NHK大河ドラマ「豊臣兄弟!」の放送に合わせ、滋賀県長浜市で「豊臣兄弟! 北近江長浜 大河ドラマ館」が2月1日にオープンした。
会場は長浜別院大通寺総会所で、秀吉・秀長兄弟が支え合いながら出世街道を歩んだ姿を、映像や展示で紹介する。戦国時代の転換点となった北近江の歴史を体感できる拠点として、12月20日まで開設する。
大河ドラマ館は、長浜市を中心に展開する「北近江豊臣博覧会」のメイン会場。秀吉が初めて城持ち大名となり城下町を築いた長浜は、兄弟の物語の原点にあたる。城下町の町並みと併せて巡ることで、ドラマの世界観をより立体的に味わえる構成とした。
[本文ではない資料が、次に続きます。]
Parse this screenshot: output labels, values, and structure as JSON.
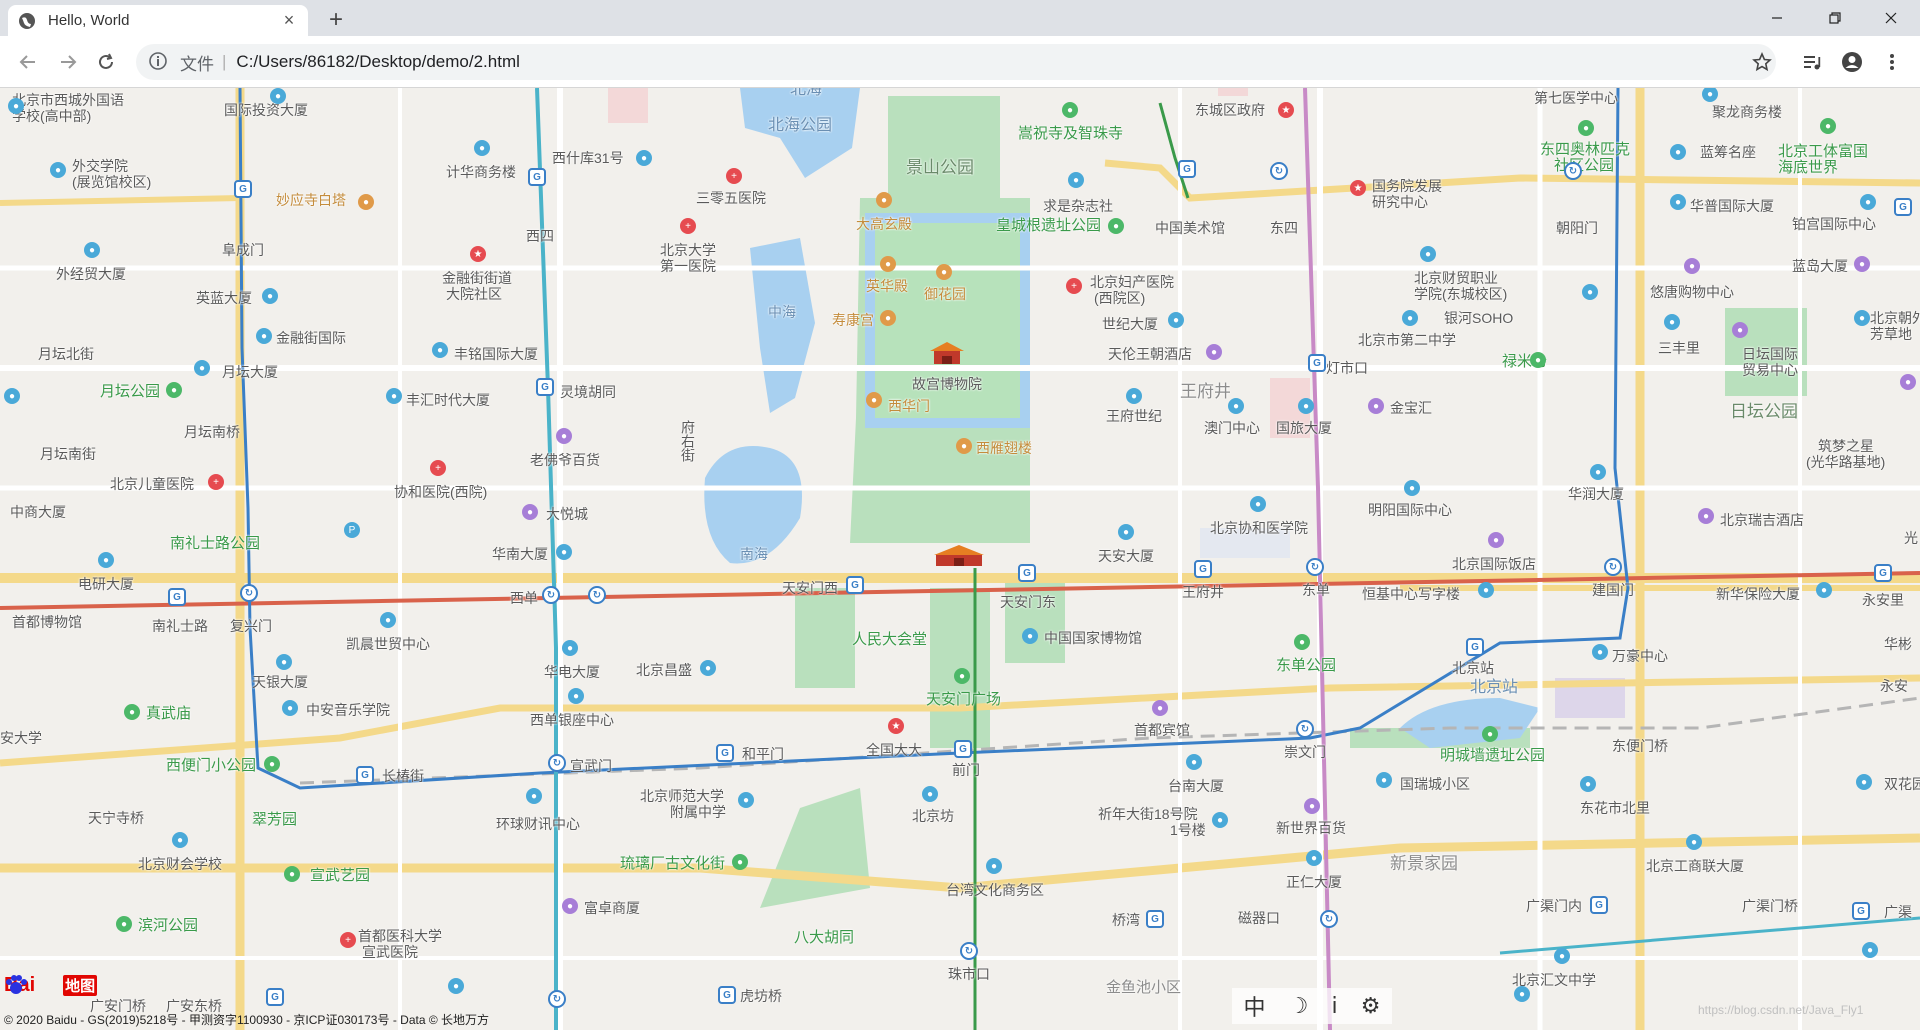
{
  "browser": {
    "tab_title": "Hello, World",
    "close_label": "×",
    "newtab_label": "+",
    "address_scheme": "文件",
    "address_sep": "|",
    "address_path": "C:/Users/86182/Desktop/demo/2.html"
  },
  "map": {
    "attribution": "© 2020 Baidu - GS(2019)5218号 - 甲测资字1100930 - 京ICP证030173号 - Data © 长地万方",
    "logo_text_1": "Bai",
    "logo_text_2": "地图",
    "controls": [
      "中",
      "☽",
      "ⅰ",
      "⚙"
    ],
    "watermark": "https://blog.csdn.net/Java_Fly1",
    "labels": {
      "l1": "北京市西城外国语",
      "l1b": "学校(高中部)",
      "l2": "国际投资大厦",
      "l3": "北海",
      "l4": "北海公园",
      "l5": "嵩祝寺及智珠寺",
      "l6": "东城区政府",
      "l7": "第七医学中心",
      "l8": "聚龙商务楼",
      "l9": "北京工体富国",
      "l9b": "海底世界",
      "l10": "外交学院",
      "l10b": "(展览馆校区)",
      "l11": "计华商务楼",
      "l12": "西什库31号",
      "l13": "景山公园",
      "l14": "三零五医院",
      "l15": "求是杂志社",
      "l16": "国务院发展",
      "l16b": "研究中心",
      "l17": "东四奥林匹克",
      "l17b": "社区公园",
      "l18": "蓝筹名座",
      "l19": "妙应寺白塔",
      "l20": "北京大学",
      "l20b": "第一医院",
      "l21": "大高玄殿",
      "l22": "皇城根遗址公园",
      "l23": "中国美术馆",
      "l24": "东四",
      "l25": "朝阳门",
      "l26": "华普国际大厦",
      "l27": "铂宫国际中心",
      "l28": "阜成门",
      "l29": "西四",
      "l30": "外经贸大厦",
      "l31": "金融街街道",
      "l31b": "大院社区",
      "l32": "英华殿",
      "l33": "御花园",
      "l34": "北京妇产医院",
      "l34b": "(西院区)",
      "l35": "北京财贸职业",
      "l35b": "学院(东城校区)",
      "l36": "悠唐购物中心",
      "l37": "蓝岛大厦",
      "l38": "英蓝大厦",
      "l39": "中海",
      "l40": "寿康宫",
      "l41": "世纪大厦",
      "l42": "银河SOHO",
      "l43": "北京朝外",
      "l43b": "芳草地",
      "l44": "金融街国际",
      "l45": "北京市第二中学",
      "l46": "三丰里",
      "l47": "日坛国际",
      "l47b": "贸易中心",
      "l48": "月坛北街",
      "l49": "丰铭国际大厦",
      "l50": "天伦王朝酒店",
      "l51": "禄米仓",
      "l52": "月坛大厦",
      "l53": "故宫博物院",
      "l54": "灯市口",
      "l55": "月坛公园",
      "l56": "灵境胡同",
      "l57": "王府井",
      "l58": "丰汇时代大厦",
      "l59": "西华门",
      "l60": "王府世纪",
      "l61": "澳门中心",
      "l62": "国旅大厦",
      "l63": "金宝汇",
      "l64": "日坛公园",
      "l65": "月坛南桥",
      "l66": "老佛爷百货",
      "l67": "府右街",
      "l68": "西雁翅楼",
      "l69": "筑梦之星",
      "l69b": "(光华路基地)",
      "l70": "月坛南街",
      "l71": "北京儿童医院",
      "l72": "协和医院(西院)",
      "l73": "明阳国际中心",
      "l74": "华润大厦",
      "l75": "中商大厦",
      "l76": "大悦城",
      "l77": "北京协和医学院",
      "l78": "北京瑞吉酒店",
      "l79": "南礼士路公园",
      "l80": "南海",
      "l81": "华南大厦",
      "l82": "天安大厦",
      "l83": "北京国际饭店",
      "l84": "电研大厦",
      "l85": "西单",
      "l86": "天安门西",
      "l87": "天安门东",
      "l88": "王府井",
      "l89": "东单",
      "l90": "恒基中心写字楼",
      "l91": "建国门",
      "l92": "新华保险大厦",
      "l93": "永安里",
      "l94": "首都博物馆",
      "l95": "南礼士路",
      "l96": "复兴门",
      "l97": "凯晨世贸中心",
      "l98": "人民大会堂",
      "l99": "中国国家博物馆",
      "l100": "华电大厦",
      "l101": "北京昌盛",
      "l102": "东单公园",
      "l103": "北京站",
      "l104": "万豪中心",
      "l105": "天银大厦",
      "l106": "中安音乐学院",
      "l107": "真武庙",
      "l108": "西单银座中心",
      "l109": "天安门广场",
      "l110": "首都宾馆",
      "l111": "北京站",
      "l112": "明城墙遗址公园",
      "l113": "东便门桥",
      "l114": "安大学",
      "l115": "西便门小公园",
      "l116": "长椿街",
      "l117": "宣武门",
      "l118": "和平门",
      "l119": "全国大大",
      "l120": "前门",
      "l121": "崇文门",
      "l122": "台南大厦",
      "l123": "国瑞城小区",
      "l124": "东花市北里",
      "l125": "双花园",
      "l126": "天宁寺桥",
      "l127": "翠芳园",
      "l128": "环球财讯中心",
      "l129": "北京师范大学",
      "l129b": "附属中学",
      "l130": "北京坊",
      "l131": "祈年大街18号院",
      "l131b": "1号楼",
      "l132": "新世界百货",
      "l133": "北京财会学校",
      "l134": "琉璃厂古文化街",
      "l135": "正仁大厦",
      "l136": "新景家园",
      "l137": "北京工商联大厦",
      "l138": "宣武艺园",
      "l139": "台湾文化商务区",
      "l140": "滨河公园",
      "l141": "富卓商厦",
      "l142": "桥湾",
      "l143": "磁器口",
      "l144": "广渠门内",
      "l145": "广渠门桥",
      "l146": "广渠",
      "l147": "首都医科大学",
      "l147b": "宣武医院",
      "l148": "八大胡同",
      "l149": "珠市口",
      "l150": "北京汇文中学",
      "l151": "金鱼池小区",
      "l152": "广安门桥",
      "l153": "广安东桥",
      "l154": "虎坊桥",
      "l155": "华彬",
      "l156": "永安",
      "l157": "王府井",
      "l158": "光"
    }
  }
}
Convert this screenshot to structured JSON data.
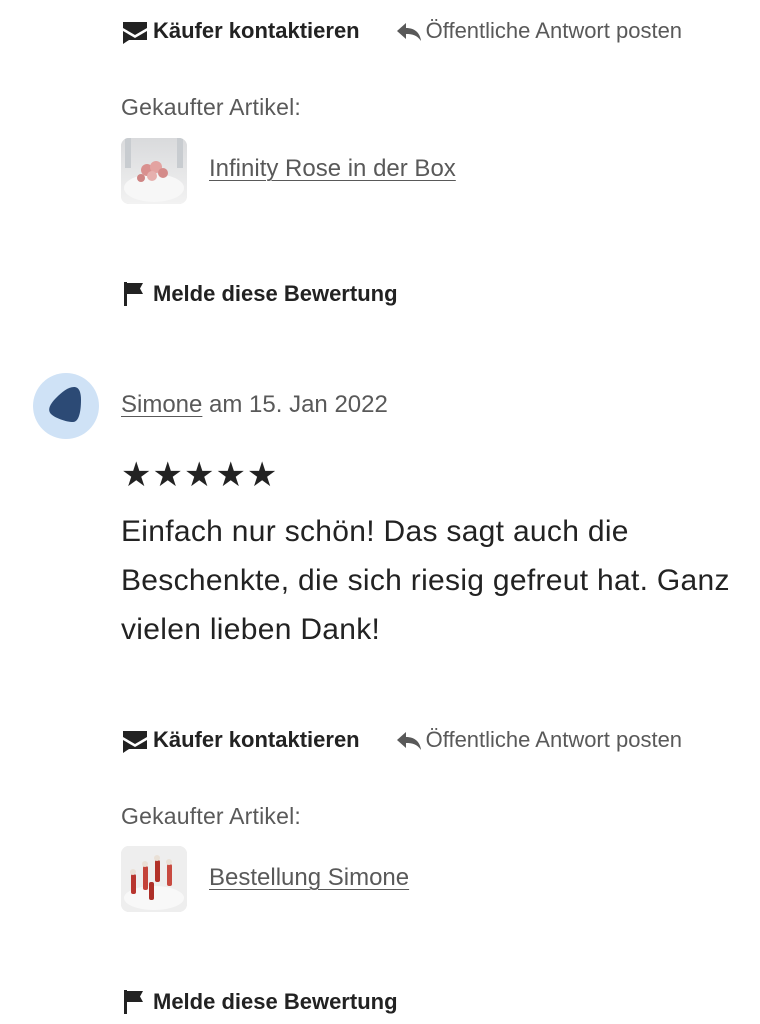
{
  "review_top": {
    "contact_label": "Käufer kontaktieren",
    "reply_label": "Öffentliche Antwort posten",
    "purchased_label": "Gekaufter Artikel:",
    "item_title": "Infinity Rose in der Box",
    "report_label": "Melde diese Bewertung"
  },
  "review_bottom": {
    "reviewer_name": "Simone",
    "date_text": "am 15. Jan 2022",
    "stars": "★★★★★",
    "rating": 5,
    "text": "Einfach nur schön! Das sagt auch die Beschenkte, die sich riesig gefreut hat. Ganz vielen lieben Dank!",
    "contact_label": "Käufer kontaktieren",
    "reply_label": "Öffentliche Antwort posten",
    "purchased_label": "Gekaufter Artikel:",
    "item_title": "Bestellung Simone",
    "report_label": "Melde diese Bewertung"
  },
  "colors": {
    "text_primary": "#222222",
    "text_secondary": "#595959",
    "avatar_bg": "#cfe2f6",
    "avatar_shape": "#2c4a75"
  },
  "icons": [
    "mail-icon",
    "reply-arrow-icon",
    "flag-icon",
    "avatar-shape-icon"
  ]
}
館の周辺には関連スポットが集積する。秀吉が築いた長浜城跡に立つ長浜城歴史博物館では、賤ヶ岳合戦など北近江が戦国史の要衝となった背景を紹介。豊臣秀吉を祀る豊国神社や、長浜曳山祭の歴史を伝える曳山博物館も徒歩圏内にあり、城下町散策と歴史学習を同時に楽しめる。

長浜市内から北部にかけては、賤ヶ岳古戦場や小谷城跡など、織田信長・お市兄妹、浅井長政らの「義と絆」の物語を伝える史跡が点在する。旧余呉文化ホールを活用した「賤ヶ岳戦国ステーション」では、合戦の流れや周辺砦の位置関係をパネルで解説し、史跡巡りの参考になる。
滋賀県内各地にも、大河ドラマと結び付く戦国武将ゆかりの地が広がる。明智光秀が復興に尽力した西教寺、石田三成の居城・佐和山城跡、藤堂高虎ゆかりの在士高虎公園など、人物ごとに異なる視点で戦国史をたどれる。安土城跡や三井寺、竹生島、多賀大社といった名所は、織田・豊臣政権が残した近江の象徴として知られる。
さらに、愛知・滋賀・奈良の三県が連携し、「秀長・秀吉 夢の軌跡スタンプラリー」を実施する。大河ドラマ館や神社仏閣、港などに設けたスポットを巡り、スタンプを集めることで、豊臣家の足跡を広域でたどれる。